The euro appreciated 0.2 percent against the dollar and jumped 1 percent versus the yen on the day of the previous ECB meeting on Feb. 9, when ECB President Mario Draghi said surveys showed “signs of stabilization” in the region.
The euro has weakened 4.9 percent in the past year as the region’s debt crisis intensified, according to Bloomberg Correlation-Weighted Indexes, which track 10 developed-market currencies. The dollar gained 0.3 percent, and the yen strengthened 0.3 percent.
Yen Falls
The yen fell toward a nine-month low versus the dollar after the Ministry of Finance said Japan had a current-account deficit of 437.3 billion yen in January. That’s the biggest shortfall since comparable data began in 1985 and was more than the median estimate of a 320 billion-yen deficit in a Bloomberg News survey of economists.

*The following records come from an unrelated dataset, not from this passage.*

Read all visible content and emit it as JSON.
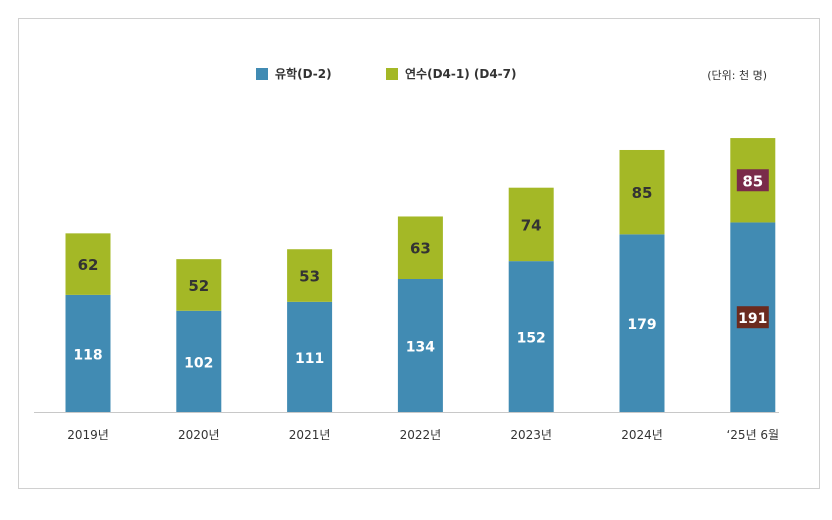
{
  "chart_data": {
    "type": "bar",
    "stacked": true,
    "unit_note": "(단위: 천 명)",
    "categories": [
      "2019년",
      "2020년",
      "2021년",
      "2022년",
      "2023년",
      "2024년",
      "‘25년 6월"
    ],
    "series": [
      {
        "name": "유학(D-2)",
        "color": "#418bb3",
        "values": [
          118,
          102,
          111,
          134,
          152,
          179,
          191
        ]
      },
      {
        "name": "연수(D4-1) (D4-7)",
        "color": "#a4b826",
        "values": [
          62,
          52,
          53,
          63,
          74,
          85,
          85
        ]
      }
    ],
    "highlight": {
      "index": 6,
      "label_colors": [
        "#6b2a1e",
        "#7a2b4a"
      ]
    },
    "ylim": [
      0,
      300
    ],
    "grid": false,
    "legend": "top-center"
  }
}
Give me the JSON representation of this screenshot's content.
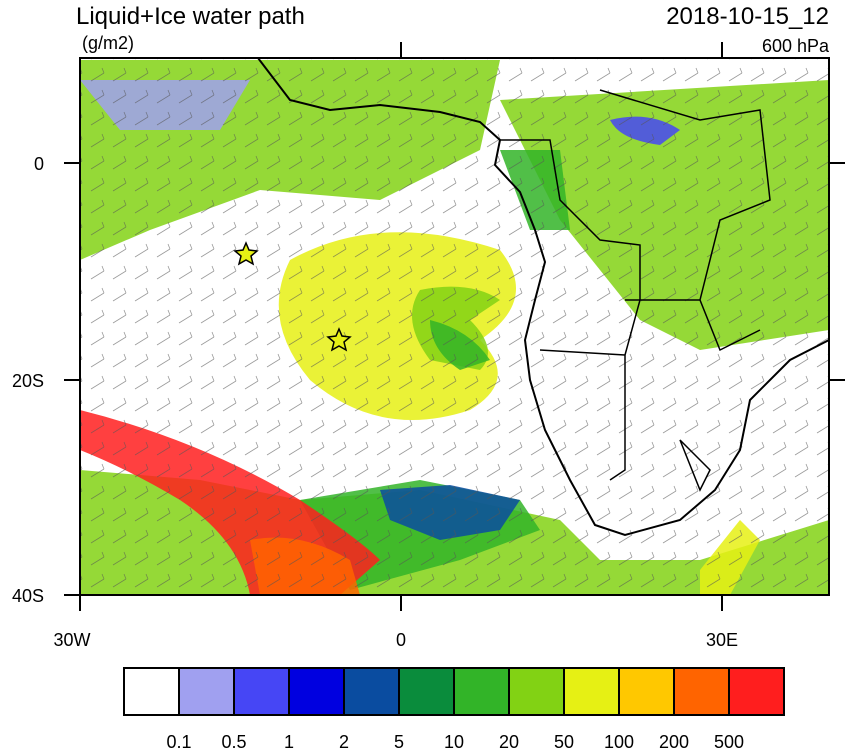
{
  "header": {
    "title": "Liquid+Ice water path",
    "units": "(g/m2)",
    "date": "2018-10-15_12",
    "level": "600 hPa"
  },
  "axes": {
    "y_labels": [
      "0",
      "20S",
      "40S"
    ],
    "x_labels": [
      "30W",
      "0",
      "30E"
    ]
  },
  "colorbar": {
    "colors": [
      "#ffffff",
      "#a0a0f0",
      "#4646f5",
      "#0000e0",
      "#0a4ca0",
      "#0a8c3c",
      "#32b428",
      "#82d214",
      "#e6f014",
      "#ffc800",
      "#ff6400",
      "#ff1e1e"
    ],
    "labels": [
      "0.1",
      "0.5",
      "1",
      "2",
      "5",
      "10",
      "20",
      "50",
      "100",
      "200",
      "500"
    ]
  }
}
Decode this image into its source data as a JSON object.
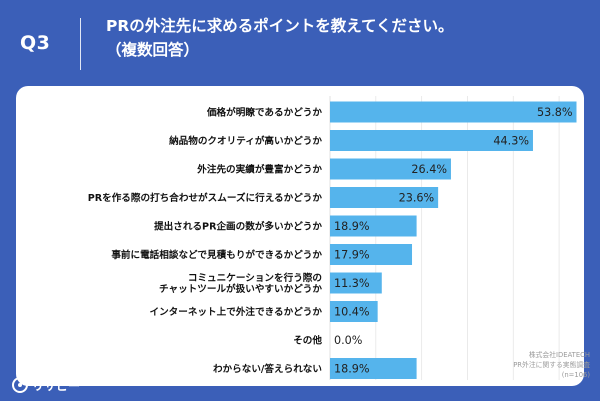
{
  "header": {
    "question_number": "Q3",
    "title_line1": "PRの外注先に求めるポイントを教えてください。",
    "title_line2": "（複数回答）"
  },
  "source": {
    "line1": "株式会社IDEATECH",
    "line2": "PR外注に関する実態調査",
    "line3": "(n=106)"
  },
  "logo": {
    "text": "リサピー"
  },
  "colors": {
    "background": "#3b5fb8",
    "bar": "#55b4ec",
    "panel": "#ffffff",
    "grid": "#e6e6e6"
  },
  "chart_data": {
    "type": "bar",
    "orientation": "horizontal",
    "categories": [
      [
        "価格が明瞭であるかどうか"
      ],
      [
        "納品物のクオリティが高いかどうか"
      ],
      [
        "外注先の実績が豊富かどうか"
      ],
      [
        "PRを作る際の打ち合わせがスムーズに行えるかどうか"
      ],
      [
        "提出されるPR企画の数が多いかどうか"
      ],
      [
        "事前に電話相談などで見積もりができるかどうか"
      ],
      [
        "コミュニケーションを行う際の",
        "チャットツールが扱いやすいかどうか"
      ],
      [
        "インターネット上で外注できるかどうか"
      ],
      [
        "その他"
      ],
      [
        "わからない/答えられない"
      ]
    ],
    "values": [
      53.8,
      44.3,
      26.4,
      23.6,
      18.9,
      17.9,
      11.3,
      10.4,
      0.0,
      18.9
    ],
    "value_labels": [
      "53.8%",
      "44.3%",
      "26.4%",
      "23.6%",
      "18.9%",
      "17.9%",
      "11.3%",
      "10.4%",
      "0.0%",
      "18.9%"
    ],
    "xlim": [
      0,
      55
    ],
    "grid": true
  }
}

“Japan’s current-account deficit exceeded expectations, fueling concerns about its economic growth and fiscal problems,” said Yuji Saito, director of the foreign-exchange department in Tokyo at Credit Agricole SA. “This is spurring selling of the yen.”
Higher-yielding currencies advanced as the Stoxx Europe 600 Index (SXXP) of shares rose 1.2 percent and futures on the Standard & Poor’s 500 Index climbed 0.8 percent.

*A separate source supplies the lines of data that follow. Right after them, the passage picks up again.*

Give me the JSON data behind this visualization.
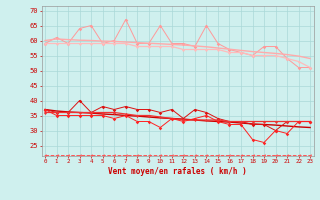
{
  "x": [
    0,
    1,
    2,
    3,
    4,
    5,
    6,
    7,
    8,
    9,
    10,
    11,
    12,
    13,
    14,
    15,
    16,
    17,
    18,
    19,
    20,
    21,
    22,
    23
  ],
  "series": [
    {
      "name": "light_jagged1",
      "color": "#ff9999",
      "linewidth": 0.7,
      "marker": "D",
      "markersize": 1.8,
      "linestyle": "-",
      "values": [
        59,
        61,
        59,
        64,
        65,
        59,
        60,
        67,
        59,
        59,
        65,
        59,
        59,
        58,
        65,
        59,
        57,
        56,
        55,
        58,
        58,
        54,
        51,
        51
      ]
    },
    {
      "name": "light_smooth1",
      "color": "#ffaaaa",
      "linewidth": 1.0,
      "marker": null,
      "markersize": 0,
      "linestyle": "-",
      "values": [
        60,
        60.5,
        60.3,
        60.1,
        60.0,
        59.8,
        59.7,
        59.5,
        59.3,
        59.1,
        58.9,
        58.7,
        58.5,
        58.2,
        57.9,
        57.5,
        57.1,
        56.7,
        56.3,
        56.0,
        55.7,
        55.3,
        54.8,
        54.0
      ]
    },
    {
      "name": "light_smooth2",
      "color": "#ffbbbb",
      "linewidth": 0.9,
      "marker": "D",
      "markersize": 1.5,
      "linestyle": "-",
      "values": [
        59,
        59,
        59,
        59,
        59,
        59,
        59,
        59,
        58,
        58,
        58,
        58,
        57,
        57,
        57,
        57,
        56,
        56,
        55,
        55,
        55,
        54,
        53,
        51
      ]
    },
    {
      "name": "dark_smooth1",
      "color": "#cc0000",
      "linewidth": 1.0,
      "marker": null,
      "markersize": 0,
      "linestyle": "-",
      "values": [
        37,
        36.5,
        36.2,
        36.0,
        35.8,
        35.5,
        35.3,
        35.0,
        34.8,
        34.5,
        34.2,
        34.0,
        33.8,
        33.5,
        33.2,
        33.0,
        32.8,
        32.5,
        32.2,
        32.0,
        31.8,
        31.5,
        31.2,
        31.0
      ]
    },
    {
      "name": "dark_jagged1",
      "color": "#dd1111",
      "linewidth": 0.7,
      "marker": "D",
      "markersize": 1.8,
      "linestyle": "-",
      "values": [
        37,
        36,
        36,
        40,
        36,
        38,
        37,
        38,
        37,
        37,
        36,
        37,
        34,
        37,
        36,
        34,
        33,
        33,
        32,
        32,
        30,
        33,
        33,
        33
      ]
    },
    {
      "name": "dark_smooth2",
      "color": "#ee3333",
      "linewidth": 0.9,
      "marker": "D",
      "markersize": 1.5,
      "linestyle": "-",
      "values": [
        36,
        36,
        36,
        36,
        36,
        36,
        36,
        35.5,
        35,
        35,
        34.5,
        34,
        33.5,
        33.5,
        33.5,
        33.5,
        33,
        33,
        33,
        33,
        33,
        33,
        33,
        33
      ]
    },
    {
      "name": "dark_jagged2",
      "color": "#ff2222",
      "linewidth": 0.7,
      "marker": "D",
      "markersize": 1.8,
      "linestyle": "-",
      "values": [
        37,
        35,
        35,
        35,
        35,
        35,
        34,
        35,
        33,
        33,
        31,
        34,
        33,
        34,
        35,
        33,
        32,
        32,
        27,
        26,
        30,
        29,
        33,
        33
      ]
    },
    {
      "name": "dashed_bottom",
      "color": "#ff5555",
      "linewidth": 0.7,
      "marker": "<",
      "markersize": 1.8,
      "linestyle": "--",
      "values": [
        22,
        22,
        22,
        22,
        22,
        22,
        22,
        22,
        22,
        22,
        22,
        22,
        22,
        22,
        22,
        22,
        22,
        22,
        22,
        22,
        22,
        22,
        22,
        22
      ]
    }
  ],
  "xlim": [
    -0.3,
    23.3
  ],
  "ylim": [
    21.5,
    71.5
  ],
  "yticks": [
    25,
    30,
    35,
    40,
    45,
    50,
    55,
    60,
    65,
    70
  ],
  "xtick_labels": [
    "0",
    "1",
    "2",
    "3",
    "4",
    "5",
    "6",
    "7",
    "8",
    "9",
    "10",
    "11",
    "12",
    "13",
    "14",
    "15",
    "16",
    "17",
    "18",
    "19",
    "20",
    "21",
    "22",
    "23"
  ],
  "xlabel": "Vent moyen/en rafales ( km/h )",
  "background_color": "#cff0ee",
  "grid_color": "#aad8d8",
  "tick_color": "#cc0000",
  "label_color": "#cc0000",
  "spine_color": "#999999"
}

New Zealand’s dollar appreciated 1.2 percent to 82.64 U.S. cents, the Australian dollar rose 0.6 percent to $1.0648, and the South African rand gained 0.7 percent to 7.5448 per dollar.
Benchmark interest rates are 2.5 percent in New Zealand, 4.25 percent in Australia and 5.5 percent in South Africa compare with close to zero in the U.S. and Japan, attracting investors to their higher-yielding assets.
N.Z. Rates
The Reserve Bank of New Zealand left its official cash rate on hold today. Governor Alan Bollard said the RBNZ’s forecasts “are not inconsistent with a story that would see that remaining in place for much of this year.”
China’s yuan fell before a government report tomorrow forecast to show inflation slowed to the least in 19 months. The four-day drop is its longest run of declines since Jan. 12.
The yuan declined 0.1 percent to 6.3165 per dollar, according to the China Foreign Exchange Trade System.
The Swiss franc strengthened for a second day against the dollar as a report showed consumer prices dropped for a fifth month in February.
Consumer prices declined 0.9 percent from a year ago after falling 0.8 percent in January, the Federal Statistics Office in Neuchatel said in an e-mailed statement today.
The franc appreciated 0.5 percent to 91.25 centimes per dollar, and was little changed at 1.20578 francs per euro.
The euro may rise to as high as 109.58 yen, according to Commerzbank AG, citing technical indicators.
“Euro-yen has rebounded from the six-week uptrend at 105.85,” Karen Jones, head of fixed-income, commodity and currency technical analysis at the bank in London, wrote in a report today. “The market will find resistance at 108 and will need to regain 108.75 to retarget the 55-week moving average at 109.38 and the July low at 109.58.”